No. Everything runs in your browser tab using fflate, @zip.js/zip.js, and libarchive WASM. Open DevTools → Network during a run and you'll see no outbound request carrying your file bytes. Backups and artefacts stay on your machine.
What format is the output?
A single CSV file named batch-compression-report.csv with one header row and one row per archive. The columns are filename, format, sizeBytes, compressedSize, entryCount, ratioPercent, largestEntry, largestEntrySize, encrypted, error. There is no JSON output option from this tool.
Why do my 7z / tar.gz files show 0 entries?
Per-entry numbers (count, compressed size, largest entry, ratio) are read from the ZIP central directory. Non-ZIP containers like 7z, rar, tar, gz, bz2, and xz are correctly detected and named in the format column, but they don't have a ZIP central directory, so their entry columns are empty by design.
Is this tool free?
No — it requires a Pro plan or higher. On Free you'll see an upgrade prompt instead of the dropzone. Pro allows up to 20 files per batch at 500 MB each; Pro-media up to 100 files at 2 GB; Developer is unbounded on file count.
How is the compression ratio calculated?
ratioPercent is (1 − compressedSize ÷ uncompressedSize) × 100, rounded to one decimal place, with a percent sign. When the uncompressed total is zero (e.g. a non-ZIP container, or an empty ZIP), the value is the em dash —.
What does the `encrypted` column mean?
It's true when any entry in the ZIP has general-purpose flag bit 0 set, which marks the entry as encrypted. It's a yes/no signal across the whole archive — it doesn't tell you the cipher. For ZipCrypto-vs-AES detail, use the Encryption Type Detector at /archive-tools/encrypted-archive-detector.
Can I drop a folder?
You drop multiple files onto the dropzone. The batch report accepts many files at once (multi-file input). The number you can include per batch is set by your plan: 20 on Pro, 100 on Pro-media, unlimited count on Developer.
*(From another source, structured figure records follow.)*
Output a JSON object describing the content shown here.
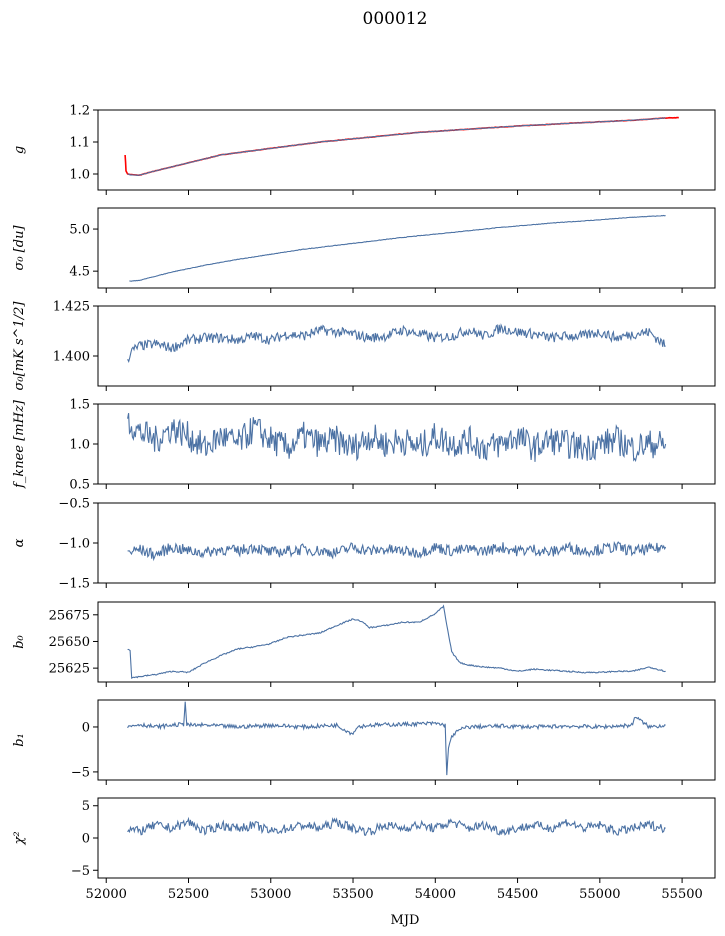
{
  "figure": {
    "title": "000012"
  },
  "chart_data": [
    {
      "type": "line",
      "ylabel": "g",
      "ylim": [
        0.95,
        1.2
      ],
      "yticks": [
        1.0,
        1.1,
        1.2
      ],
      "ytick_labels": [
        "1.0",
        "1.1",
        "1.2"
      ],
      "series": [
        {
          "color": "#ff0000",
          "x": [
            52115,
            52120,
            52130,
            52150,
            52200,
            52300,
            52500,
            52700,
            53000,
            53300,
            53600,
            53900,
            54200,
            54500,
            54800,
            55000,
            55200,
            55400,
            55480
          ],
          "y": [
            1.06,
            1.01,
            1.0,
            0.998,
            0.996,
            1.01,
            1.035,
            1.06,
            1.08,
            1.1,
            1.115,
            1.13,
            1.14,
            1.15,
            1.158,
            1.163,
            1.168,
            1.175,
            1.176
          ]
        },
        {
          "color": "#4c72a4",
          "x": [
            52130,
            52150,
            52200,
            52300,
            52500,
            52700,
            53000,
            53300,
            53600,
            53900,
            54200,
            54500,
            54800,
            55000,
            55200,
            55400
          ],
          "y": [
            1.0,
            0.997,
            0.996,
            1.01,
            1.035,
            1.06,
            1.08,
            1.1,
            1.115,
            1.13,
            1.14,
            1.15,
            1.158,
            1.163,
            1.168,
            1.175
          ]
        }
      ]
    },
    {
      "type": "line",
      "ylabel": "σ₀ [du]",
      "ylim": [
        4.3,
        5.25
      ],
      "yticks": [
        4.5,
        5.0
      ],
      "ytick_labels": [
        "4.5",
        "5.0"
      ],
      "series": [
        {
          "color": "#4c72a4",
          "x": [
            52140,
            52200,
            52300,
            52400,
            52600,
            52800,
            53000,
            53200,
            53500,
            53800,
            54100,
            54400,
            54700,
            55000,
            55200,
            55400
          ],
          "y": [
            4.38,
            4.39,
            4.44,
            4.49,
            4.57,
            4.64,
            4.7,
            4.76,
            4.83,
            4.9,
            4.96,
            5.02,
            5.07,
            5.11,
            5.14,
            5.16
          ]
        }
      ]
    },
    {
      "type": "line",
      "ylabel": "σ₀[mK s^1/2]",
      "ylim": [
        1.385,
        1.425
      ],
      "yticks": [
        1.4,
        1.425
      ],
      "ytick_labels": [
        "1.400",
        "1.425"
      ],
      "series": [
        {
          "color": "#4c72a4",
          "x": [
            52130,
            52150,
            52200,
            52300,
            52400,
            52500,
            52600,
            52700,
            52800,
            52900,
            53000,
            53100,
            53200,
            53300,
            53400,
            53500,
            53600,
            53700,
            53800,
            53900,
            54000,
            54100,
            54200,
            54300,
            54400,
            54500,
            54600,
            54700,
            54800,
            54900,
            55000,
            55100,
            55200,
            55300,
            55400
          ],
          "y": [
            1.398,
            1.402,
            1.405,
            1.406,
            1.404,
            1.408,
            1.409,
            1.409,
            1.408,
            1.41,
            1.408,
            1.411,
            1.41,
            1.413,
            1.412,
            1.411,
            1.409,
            1.41,
            1.413,
            1.411,
            1.409,
            1.41,
            1.413,
            1.41,
            1.414,
            1.412,
            1.411,
            1.409,
            1.41,
            1.41,
            1.412,
            1.409,
            1.411,
            1.412,
            1.405
          ]
        }
      ]
    },
    {
      "type": "line",
      "ylabel": "f_knee [mHz]",
      "ylim": [
        0.5,
        1.5
      ],
      "yticks": [
        0.5,
        1.0,
        1.5
      ],
      "ytick_labels": [
        "0.5",
        "1.0",
        "1.5"
      ],
      "series": [
        {
          "color": "#4c72a4",
          "x": [
            52130,
            52200,
            52300,
            52400,
            52500,
            52600,
            52700,
            52800,
            52900,
            53000,
            53100,
            53200,
            53300,
            53400,
            53500,
            53600,
            53700,
            53800,
            53900,
            54000,
            54100,
            54200,
            54300,
            54400,
            54500,
            54600,
            54700,
            54800,
            54900,
            55000,
            55100,
            55200,
            55300,
            55400
          ],
          "y": [
            1.3,
            1.15,
            1.05,
            1.2,
            1.1,
            0.95,
            1.1,
            1.0,
            1.2,
            1.05,
            0.95,
            1.1,
            1.0,
            1.05,
            0.95,
            1.1,
            1.0,
            1.05,
            0.95,
            1.1,
            1.0,
            1.05,
            0.95,
            1.0,
            1.1,
            0.95,
            1.05,
            1.0,
            0.95,
            1.0,
            1.05,
            0.95,
            1.0,
            1.0
          ]
        }
      ]
    },
    {
      "type": "line",
      "ylabel": "α",
      "ylim": [
        -1.5,
        -0.5
      ],
      "yticks": [
        -1.5,
        -1.0,
        -0.5
      ],
      "ytick_labels": [
        "−1.5",
        "−1.0",
        "−0.5"
      ],
      "series": [
        {
          "color": "#4c72a4",
          "x": [
            52130,
            52200,
            52300,
            52400,
            52500,
            52600,
            52700,
            52800,
            52900,
            53000,
            53100,
            53200,
            53300,
            53400,
            53500,
            53600,
            53700,
            53800,
            53900,
            54000,
            54100,
            54200,
            54300,
            54400,
            54500,
            54600,
            54700,
            54800,
            54900,
            55000,
            55100,
            55200,
            55300,
            55400
          ],
          "y": [
            -1.12,
            -1.08,
            -1.15,
            -1.05,
            -1.1,
            -1.12,
            -1.08,
            -1.1,
            -1.05,
            -1.12,
            -1.1,
            -1.08,
            -1.1,
            -1.12,
            -1.05,
            -1.1,
            -1.08,
            -1.1,
            -1.12,
            -1.05,
            -1.1,
            -1.08,
            -1.1,
            -1.05,
            -1.1,
            -1.08,
            -1.12,
            -1.05,
            -1.1,
            -1.08,
            -1.05,
            -1.1,
            -1.08,
            -1.05
          ]
        }
      ]
    },
    {
      "type": "line",
      "ylabel": "b₀",
      "ylim": [
        25612,
        25687
      ],
      "yticks": [
        25625,
        25650,
        25675
      ],
      "ytick_labels": [
        "25625",
        "25650",
        "25675"
      ],
      "series": [
        {
          "color": "#4c72a4",
          "x": [
            52130,
            52145,
            52155,
            52200,
            52300,
            52400,
            52500,
            52600,
            52700,
            52800,
            52900,
            53000,
            53100,
            53200,
            53300,
            53400,
            53500,
            53550,
            53600,
            53700,
            53800,
            53900,
            54000,
            54050,
            54070,
            54100,
            54150,
            54200,
            54300,
            54400,
            54500,
            54600,
            54700,
            54800,
            54900,
            55000,
            55100,
            55200,
            55300,
            55400
          ],
          "y": [
            25643,
            25642,
            25616,
            25617,
            25619,
            25622,
            25621,
            25630,
            25637,
            25643,
            25645,
            25648,
            25654,
            25656,
            25658,
            25665,
            25671,
            25669,
            25663,
            25665,
            25668,
            25668,
            25676,
            25683,
            25665,
            25640,
            25630,
            25628,
            25626,
            25625,
            25622,
            25624,
            25623,
            25622,
            25621,
            25621,
            25622,
            25622,
            25626,
            25622
          ]
        }
      ]
    },
    {
      "type": "line",
      "ylabel": "b₁",
      "ylim": [
        -5.9,
        3.0
      ],
      "yticks": [
        -5,
        0
      ],
      "ytick_labels": [
        "−5",
        "0"
      ],
      "series": [
        {
          "color": "#4c72a4",
          "x": [
            52130,
            52200,
            52300,
            52400,
            52470,
            52480,
            52490,
            52600,
            52800,
            53000,
            53200,
            53400,
            53500,
            53520,
            53600,
            53800,
            54000,
            54060,
            54070,
            54080,
            54100,
            54150,
            54200,
            54400,
            54600,
            54800,
            55000,
            55200,
            55210,
            55300,
            55400
          ],
          "y": [
            0.0,
            0.3,
            0.0,
            0.2,
            0.3,
            2.8,
            0.2,
            0.2,
            0.0,
            0.2,
            0.0,
            0.2,
            -0.8,
            0.0,
            0.2,
            0.3,
            0.4,
            0.2,
            -5.3,
            -2.5,
            -1.0,
            -0.3,
            0.0,
            0.1,
            0.0,
            0.1,
            0.0,
            0.2,
            1.2,
            0.0,
            0.2
          ]
        }
      ]
    },
    {
      "type": "line",
      "ylabel": "χ²",
      "ylim": [
        -6.2,
        6.2
      ],
      "yticks": [
        -5,
        0,
        5
      ],
      "ytick_labels": [
        "−5",
        "0",
        "5"
      ],
      "series": [
        {
          "color": "#4c72a4",
          "x": [
            52130,
            52200,
            52300,
            52400,
            52500,
            52600,
            52700,
            52800,
            52900,
            53000,
            53100,
            53200,
            53300,
            53400,
            53500,
            53600,
            53700,
            53800,
            53900,
            54000,
            54100,
            54200,
            54300,
            54400,
            54500,
            54600,
            54700,
            54800,
            54900,
            55000,
            55100,
            55200,
            55300,
            55400
          ],
          "y": [
            1.5,
            1.0,
            2.0,
            1.5,
            2.5,
            1.0,
            2.0,
            1.5,
            2.0,
            1.0,
            1.5,
            2.0,
            1.5,
            2.5,
            1.5,
            1.0,
            2.0,
            1.5,
            2.0,
            1.5,
            2.5,
            1.5,
            2.0,
            1.0,
            1.5,
            2.0,
            1.5,
            2.5,
            1.5,
            2.0,
            1.0,
            1.5,
            2.0,
            1.5
          ]
        }
      ]
    }
  ],
  "xaxis": {
    "label": "MJD",
    "xlim": [
      51950,
      55700
    ],
    "ticks": [
      52000,
      52500,
      53000,
      53500,
      54000,
      54500,
      55000,
      55500
    ],
    "tick_labels": [
      "52000",
      "52500",
      "53000",
      "53500",
      "54000",
      "54500",
      "55000",
      "55500"
    ]
  }
}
Does it open the archives or extract them?
No extraction. It reads each file's header bytes for format detection and, for ZIPs, parses the central directory index to gather sizes and counts. The compressed payloads are never decompressed, which is why it's fast and memory-light even on large archives.
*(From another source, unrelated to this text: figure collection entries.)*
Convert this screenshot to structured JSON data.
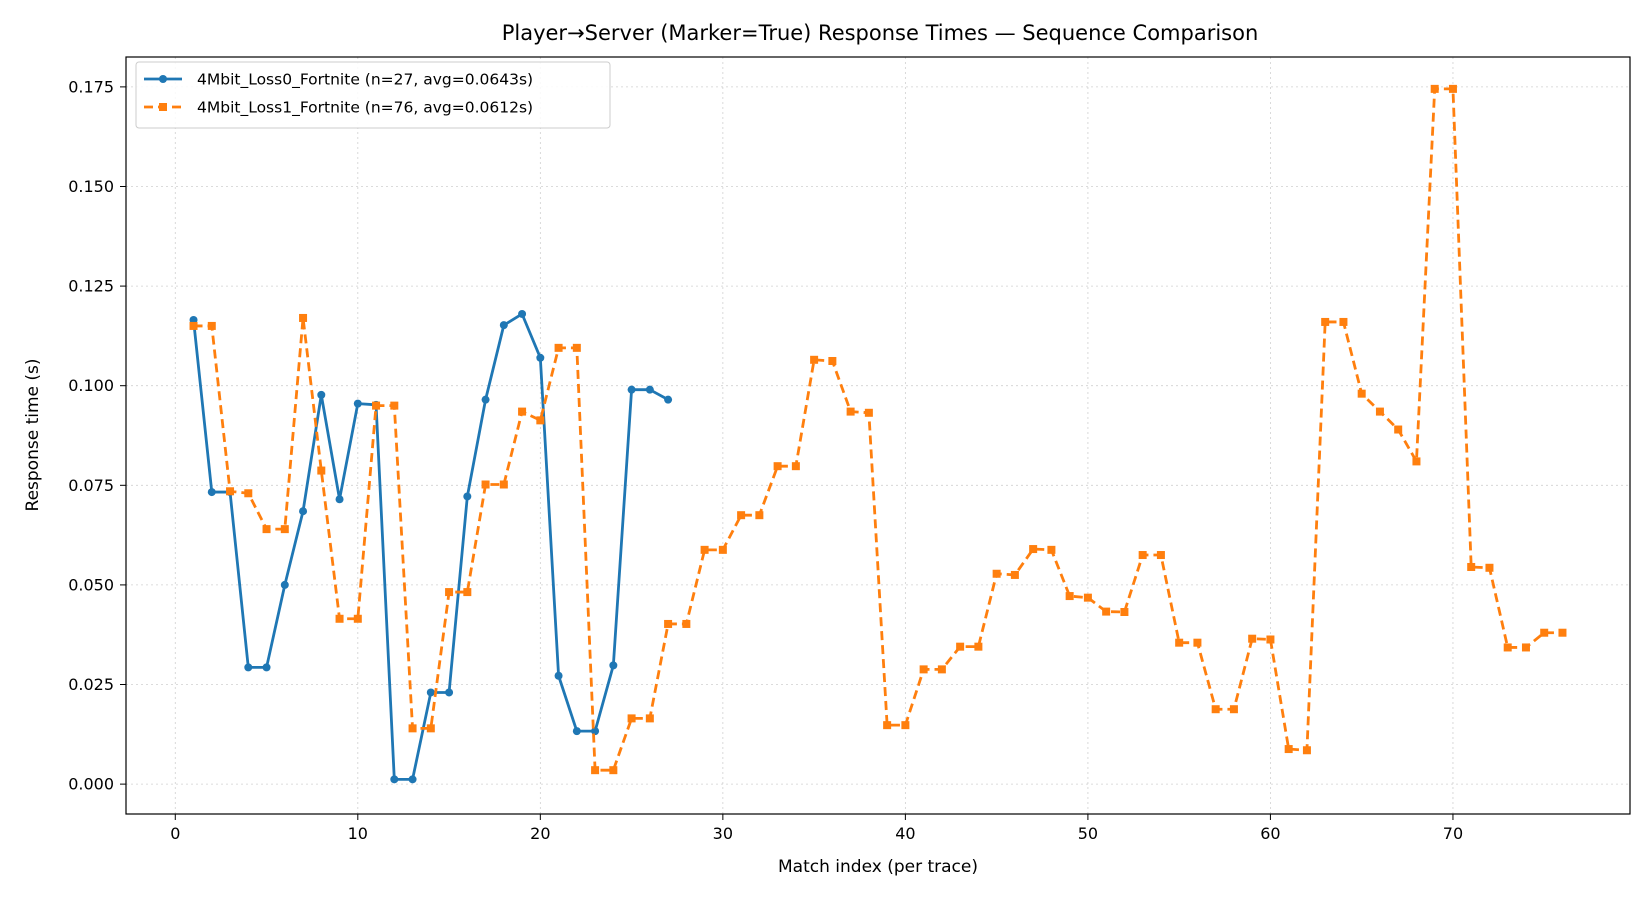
{
  "chart_data": {
    "type": "line",
    "title": "Player→Server (Marker=True) Response Times — Sequence Comparison",
    "xlabel": "Match index (per trace)",
    "ylabel": "Response time (s)",
    "xlim": [
      -2.7,
      79.7
    ],
    "ylim": [
      -0.0075,
      0.1825
    ],
    "xticks": [
      0,
      10,
      20,
      30,
      40,
      50,
      60,
      70
    ],
    "xtick_labels": [
      "0",
      "10",
      "20",
      "30",
      "40",
      "50",
      "60",
      "70"
    ],
    "yticks": [
      0,
      0.025,
      0.05,
      0.075,
      0.1,
      0.125,
      0.15,
      0.175
    ],
    "ytick_labels": [
      "0.000",
      "0.025",
      "0.050",
      "0.075",
      "0.100",
      "0.125",
      "0.150",
      "0.175"
    ],
    "grid": true,
    "legend_position": "top-left",
    "series": [
      {
        "name": "4Mbit_Loss0_Fortnite (n=27, avg=0.0643s)",
        "color": "#1f77b4",
        "line_style": "solid",
        "marker": "circle",
        "x": [
          1,
          2,
          3,
          4,
          5,
          6,
          7,
          8,
          9,
          10,
          11,
          12,
          13,
          14,
          15,
          16,
          17,
          18,
          19,
          20,
          21,
          22,
          23,
          24,
          25,
          26,
          27
        ],
        "y": [
          0.1165,
          0.0733,
          0.0733,
          0.0293,
          0.0293,
          0.05,
          0.0685,
          0.0977,
          0.0715,
          0.0955,
          0.0952,
          0.0012,
          0.0012,
          0.023,
          0.023,
          0.0722,
          0.0965,
          0.1152,
          0.118,
          0.107,
          0.0272,
          0.0133,
          0.0133,
          0.0298,
          0.099,
          0.099,
          0.0965
        ]
      },
      {
        "name": "4Mbit_Loss1_Fortnite (n=76, avg=0.0612s)",
        "color": "#ff7f0e",
        "line_style": "dashed",
        "marker": "square",
        "x": [
          1,
          2,
          3,
          4,
          5,
          6,
          7,
          8,
          9,
          10,
          11,
          12,
          13,
          14,
          15,
          16,
          17,
          18,
          19,
          20,
          21,
          22,
          23,
          24,
          25,
          26,
          27,
          28,
          29,
          30,
          31,
          32,
          33,
          34,
          35,
          36,
          37,
          38,
          39,
          40,
          41,
          42,
          43,
          44,
          45,
          46,
          47,
          48,
          49,
          50,
          51,
          52,
          53,
          54,
          55,
          56,
          57,
          58,
          59,
          60,
          61,
          62,
          63,
          64,
          65,
          66,
          67,
          68,
          69,
          70,
          71,
          72,
          73,
          74,
          75,
          76
        ],
        "y": [
          0.115,
          0.115,
          0.0735,
          0.073,
          0.064,
          0.064,
          0.117,
          0.0787,
          0.0415,
          0.0415,
          0.095,
          0.095,
          0.014,
          0.014,
          0.0482,
          0.0482,
          0.0752,
          0.0752,
          0.0935,
          0.0913,
          0.1095,
          0.1095,
          0.0035,
          0.0035,
          0.0165,
          0.0165,
          0.0402,
          0.0402,
          0.0588,
          0.0588,
          0.0675,
          0.0675,
          0.0798,
          0.0798,
          0.1065,
          0.1062,
          0.0935,
          0.0932,
          0.0148,
          0.0148,
          0.0288,
          0.0288,
          0.0345,
          0.0345,
          0.0528,
          0.0525,
          0.059,
          0.0588,
          0.0472,
          0.0468,
          0.0433,
          0.0432,
          0.0575,
          0.0575,
          0.0355,
          0.0355,
          0.0188,
          0.0188,
          0.0365,
          0.0363,
          0.0088,
          0.0085,
          0.116,
          0.116,
          0.098,
          0.0935,
          0.089,
          0.081,
          0.1745,
          0.1745,
          0.0545,
          0.0543,
          0.0343,
          0.0343,
          0.038,
          0.038
        ]
      }
    ]
  }
}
What happens if one file in the batch is corrupt?
That file gets a row with format set to error and the failure message in the error column, then the run continues. You get a complete report for every file you dropped, with the failures clearly marked so you can act on them (e.g. send them to /archive-tools/corrupted-zip-repair).
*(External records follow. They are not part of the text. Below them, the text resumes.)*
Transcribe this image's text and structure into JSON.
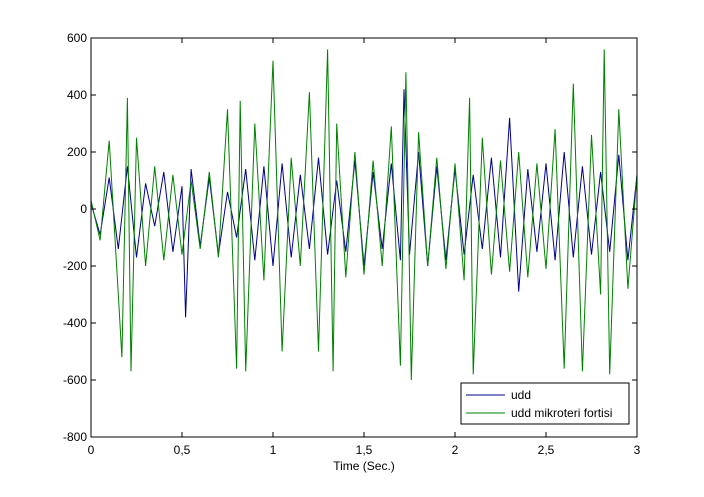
{
  "chart_data": {
    "type": "line",
    "title": "",
    "xlabel": "Time (Sec.)",
    "ylabel": "",
    "xlim": [
      0,
      3
    ],
    "ylim": [
      -800,
      600
    ],
    "grid": false,
    "legend_position": "bottom-right",
    "x_ticks": [
      0,
      0.5,
      1,
      1.5,
      2,
      2.5,
      3
    ],
    "x_tick_labels": [
      "0",
      "0,5",
      "1",
      "1,5",
      "2",
      "2,5",
      "3"
    ],
    "y_ticks": [
      -800,
      -600,
      -400,
      -200,
      0,
      200,
      400,
      600
    ],
    "y_tick_labels": [
      "-800",
      "-600",
      "-400",
      "-200",
      "0",
      "200",
      "400",
      "600"
    ],
    "series": [
      {
        "name": "udd",
        "color": "#00008b",
        "x": [
          0.0,
          0.05,
          0.1,
          0.15,
          0.2,
          0.25,
          0.3,
          0.35,
          0.4,
          0.45,
          0.5,
          0.52,
          0.55,
          0.6,
          0.65,
          0.7,
          0.75,
          0.8,
          0.85,
          0.9,
          0.95,
          1.0,
          1.05,
          1.1,
          1.15,
          1.2,
          1.25,
          1.3,
          1.35,
          1.4,
          1.45,
          1.5,
          1.55,
          1.6,
          1.65,
          1.7,
          1.72,
          1.75,
          1.8,
          1.85,
          1.9,
          1.95,
          2.0,
          2.05,
          2.1,
          2.15,
          2.2,
          2.25,
          2.3,
          2.35,
          2.4,
          2.45,
          2.5,
          2.55,
          2.6,
          2.65,
          2.7,
          2.75,
          2.8,
          2.85,
          2.9,
          2.95,
          3.0
        ],
        "y": [
          20,
          -90,
          110,
          -140,
          150,
          -170,
          90,
          -60,
          130,
          -150,
          80,
          -380,
          140,
          -130,
          110,
          -160,
          60,
          -100,
          140,
          -180,
          150,
          -200,
          160,
          -170,
          120,
          -140,
          180,
          -160,
          100,
          -150,
          170,
          -200,
          130,
          -140,
          160,
          -180,
          420,
          -160,
          200,
          -200,
          150,
          -180,
          140,
          -160,
          120,
          -140,
          180,
          -170,
          320,
          -290,
          140,
          -150,
          160,
          -180,
          200,
          -170,
          150,
          -160,
          130,
          -150,
          190,
          -180,
          120
        ]
      },
      {
        "name": "udd mikroteri fortisi",
        "color": "#008000",
        "x": [
          0.0,
          0.05,
          0.1,
          0.15,
          0.17,
          0.2,
          0.22,
          0.25,
          0.3,
          0.35,
          0.4,
          0.45,
          0.5,
          0.55,
          0.6,
          0.65,
          0.7,
          0.75,
          0.8,
          0.82,
          0.85,
          0.9,
          0.95,
          1.0,
          1.05,
          1.1,
          1.15,
          1.2,
          1.25,
          1.3,
          1.33,
          1.35,
          1.4,
          1.45,
          1.5,
          1.55,
          1.6,
          1.65,
          1.7,
          1.73,
          1.76,
          1.8,
          1.85,
          1.9,
          1.95,
          2.0,
          2.05,
          2.08,
          2.1,
          2.15,
          2.2,
          2.25,
          2.3,
          2.35,
          2.4,
          2.45,
          2.5,
          2.55,
          2.6,
          2.65,
          2.7,
          2.75,
          2.8,
          2.82,
          2.85,
          2.9,
          2.95,
          3.0
        ],
        "y": [
          30,
          -110,
          240,
          -300,
          -520,
          390,
          -570,
          250,
          -200,
          150,
          -180,
          120,
          -160,
          100,
          -140,
          130,
          -170,
          350,
          -560,
          380,
          -570,
          300,
          -250,
          520,
          -500,
          180,
          -200,
          410,
          -500,
          560,
          -570,
          300,
          -240,
          200,
          -230,
          170,
          -200,
          290,
          -550,
          480,
          -600,
          270,
          -200,
          180,
          -210,
          160,
          -250,
          390,
          -580,
          250,
          -230,
          170,
          -220,
          200,
          -240,
          160,
          -210,
          280,
          -560,
          440,
          -570,
          260,
          -300,
          560,
          -580,
          350,
          -280,
          120
        ]
      }
    ]
  }
}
Why is sizeBytes different from compressedSize?
sizeBytes is the whole file on disk — central directory, local headers, and all entry payloads. compressedSize is just the sum of the entries' stored compressed bytes from the central directory, so it's a bit smaller than the file size for ZIPs and 0 for non-ZIP containers.
Can I see the report before downloading?
Yes. The result panel shows an "Archives analysed" count and a preview of the CSV, truncated to the first 4,000 characters for display. The Download button gives you the complete file regardless of how long it is.
Which browsers work?
Any modern browser with WebAssembly — Chrome, Edge, Firefox, Safari, Brave, Opera — on desktop. Mobile browsers work too, but very large archives can exceed device memory, so desktop is recommended for big batches.
I need per-file ratios inside one archive, not per-archive summaries.
This tool summarises each archive as a single row. For a per-entry breakdown within one ZIP, use /archive-tools/compression-ratio-calculator; for a by-extension view use /archive-tools/file-type-breakdown; and for an overall size map use /archive-tools/archive-size-analyzer.
Privacy first
Every JAD Archive tool runs entirely in your browser using fflate, @zip.js/zip.js, and the libarchive WASM bridge. Your archives never leave your device — verified by zero outbound network requests during processing.